Эмерсон обладал самыми возвышенными представлениями об истинном поэтическом назначении, что в достаточной мере показывает следующий пассаж из «Мерлина»:
«Твоя тривиальная арфа никогда не усладит И не наполнит мой алчущий слух; Ее струны должны звенеть, как дует ветер, Свободно, властно, чисто. Ни звенящее искусство серенадера, Ни бренчание фортепианных струн Не заставят дикую кровь забиться В ее мистических истоках; Царственный бард Должен ударять по струнам грубо и тяжело, Словно молотом или булавой, Чтобы они могли вернуть Искусный гром, который несет Секреты солнечного пути, Искры сверхсолнечного пламени.
* * * * *
Величественно искусство, Величественны манеры барда. Он не станет отягощать свой мозг Суетой ритма и метра; Но, оставляя правила и бледную предусмотрительность, Он будет вечно карабкаться За своей рифмой. „Проходите, проходите, — говорят ангелы, — В верхние двери, Не считая делений полов, Но восходите в рай По лестнице внезапности“».

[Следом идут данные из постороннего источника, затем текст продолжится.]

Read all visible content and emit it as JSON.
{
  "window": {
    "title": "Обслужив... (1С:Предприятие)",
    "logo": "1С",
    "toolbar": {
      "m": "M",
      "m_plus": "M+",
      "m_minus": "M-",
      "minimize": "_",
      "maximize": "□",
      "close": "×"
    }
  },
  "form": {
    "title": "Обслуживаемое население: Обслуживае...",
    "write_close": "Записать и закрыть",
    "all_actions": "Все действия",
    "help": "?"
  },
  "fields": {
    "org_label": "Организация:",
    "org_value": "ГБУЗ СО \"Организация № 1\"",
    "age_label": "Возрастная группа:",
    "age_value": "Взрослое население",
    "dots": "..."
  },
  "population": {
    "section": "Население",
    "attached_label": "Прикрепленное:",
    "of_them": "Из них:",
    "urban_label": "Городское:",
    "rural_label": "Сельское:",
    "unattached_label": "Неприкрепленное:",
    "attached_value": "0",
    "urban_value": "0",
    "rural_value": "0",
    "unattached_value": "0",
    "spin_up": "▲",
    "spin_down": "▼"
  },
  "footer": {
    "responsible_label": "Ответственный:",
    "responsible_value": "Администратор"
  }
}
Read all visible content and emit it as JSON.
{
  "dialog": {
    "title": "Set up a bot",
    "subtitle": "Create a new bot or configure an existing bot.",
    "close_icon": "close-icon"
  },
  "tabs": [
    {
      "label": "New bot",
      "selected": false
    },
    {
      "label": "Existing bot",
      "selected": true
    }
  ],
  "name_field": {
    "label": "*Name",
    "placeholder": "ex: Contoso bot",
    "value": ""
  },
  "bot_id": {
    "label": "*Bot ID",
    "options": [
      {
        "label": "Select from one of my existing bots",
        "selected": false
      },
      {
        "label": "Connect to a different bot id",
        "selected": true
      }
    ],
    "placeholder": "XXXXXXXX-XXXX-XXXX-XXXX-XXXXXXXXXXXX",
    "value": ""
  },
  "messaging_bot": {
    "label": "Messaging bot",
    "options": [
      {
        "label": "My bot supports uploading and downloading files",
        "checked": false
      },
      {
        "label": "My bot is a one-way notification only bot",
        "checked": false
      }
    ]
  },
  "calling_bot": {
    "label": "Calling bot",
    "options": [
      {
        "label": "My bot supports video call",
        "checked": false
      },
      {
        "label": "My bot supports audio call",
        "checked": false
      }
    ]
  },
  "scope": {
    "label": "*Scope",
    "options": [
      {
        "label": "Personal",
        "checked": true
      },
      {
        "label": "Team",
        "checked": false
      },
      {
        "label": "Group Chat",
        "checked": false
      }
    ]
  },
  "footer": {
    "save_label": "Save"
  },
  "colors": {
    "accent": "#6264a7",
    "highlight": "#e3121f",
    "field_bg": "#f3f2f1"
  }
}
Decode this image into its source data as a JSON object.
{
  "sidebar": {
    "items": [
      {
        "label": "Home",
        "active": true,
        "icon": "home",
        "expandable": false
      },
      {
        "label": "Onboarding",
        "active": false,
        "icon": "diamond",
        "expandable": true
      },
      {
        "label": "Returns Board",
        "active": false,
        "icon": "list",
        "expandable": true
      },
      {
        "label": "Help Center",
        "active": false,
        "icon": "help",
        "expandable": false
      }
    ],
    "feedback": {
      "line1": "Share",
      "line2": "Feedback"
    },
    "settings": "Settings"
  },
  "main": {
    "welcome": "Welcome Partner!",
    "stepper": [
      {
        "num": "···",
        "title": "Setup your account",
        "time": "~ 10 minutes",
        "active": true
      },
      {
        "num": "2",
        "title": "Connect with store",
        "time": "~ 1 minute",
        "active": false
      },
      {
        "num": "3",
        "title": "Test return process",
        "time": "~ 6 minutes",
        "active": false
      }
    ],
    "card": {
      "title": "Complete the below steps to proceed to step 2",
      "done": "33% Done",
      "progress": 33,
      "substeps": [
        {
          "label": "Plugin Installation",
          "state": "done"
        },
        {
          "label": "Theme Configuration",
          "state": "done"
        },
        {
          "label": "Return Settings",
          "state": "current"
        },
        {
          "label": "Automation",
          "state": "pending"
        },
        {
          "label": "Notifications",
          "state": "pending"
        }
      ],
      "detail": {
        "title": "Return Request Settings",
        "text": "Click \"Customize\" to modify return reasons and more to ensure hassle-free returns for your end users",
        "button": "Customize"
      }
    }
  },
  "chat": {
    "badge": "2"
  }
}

А вот еще один пассаж из «Поэта», упомянутого в цитате перед прошлой, в котором говорится, что бард творит чудеса, превосходящие те, что приписываются Орфею:
«Брат мира, его песнь Звучала подобно сильной буре, Что срывала с дубов их широкие ветви И звезды с эклиптической дороги. Время он носил как сорные одежды, Солнце и луну он сеял как семена. Как тает айсберг в морях, Как тучи дают дождь восточному ветру, Как сугробы тают в лучах апреля, Твердые царства, подобно сну, Безуспешно сопротивляются его движущему напеву, Они колеблются теперь и плывут вовсю. Ибо Муза дала особую заповедь, Чтобы его ученость была глубокой и обширной, И чтобы его выучка не скупилась На глубочайшие знания богатства или нужды: Его плоть должна чувствовать, его глаза должны читать Каждую максиму жуткой Нужды; Во всей ее полноте он должен вкусить Медовые соты жизни, но не слишком быстро; Насытившись досыта, но не опьянев; Он должен быть любим; он должен быть ненавидим; Цветущий ребенок, дорогой детям, Его сердце должно трепетать от страха».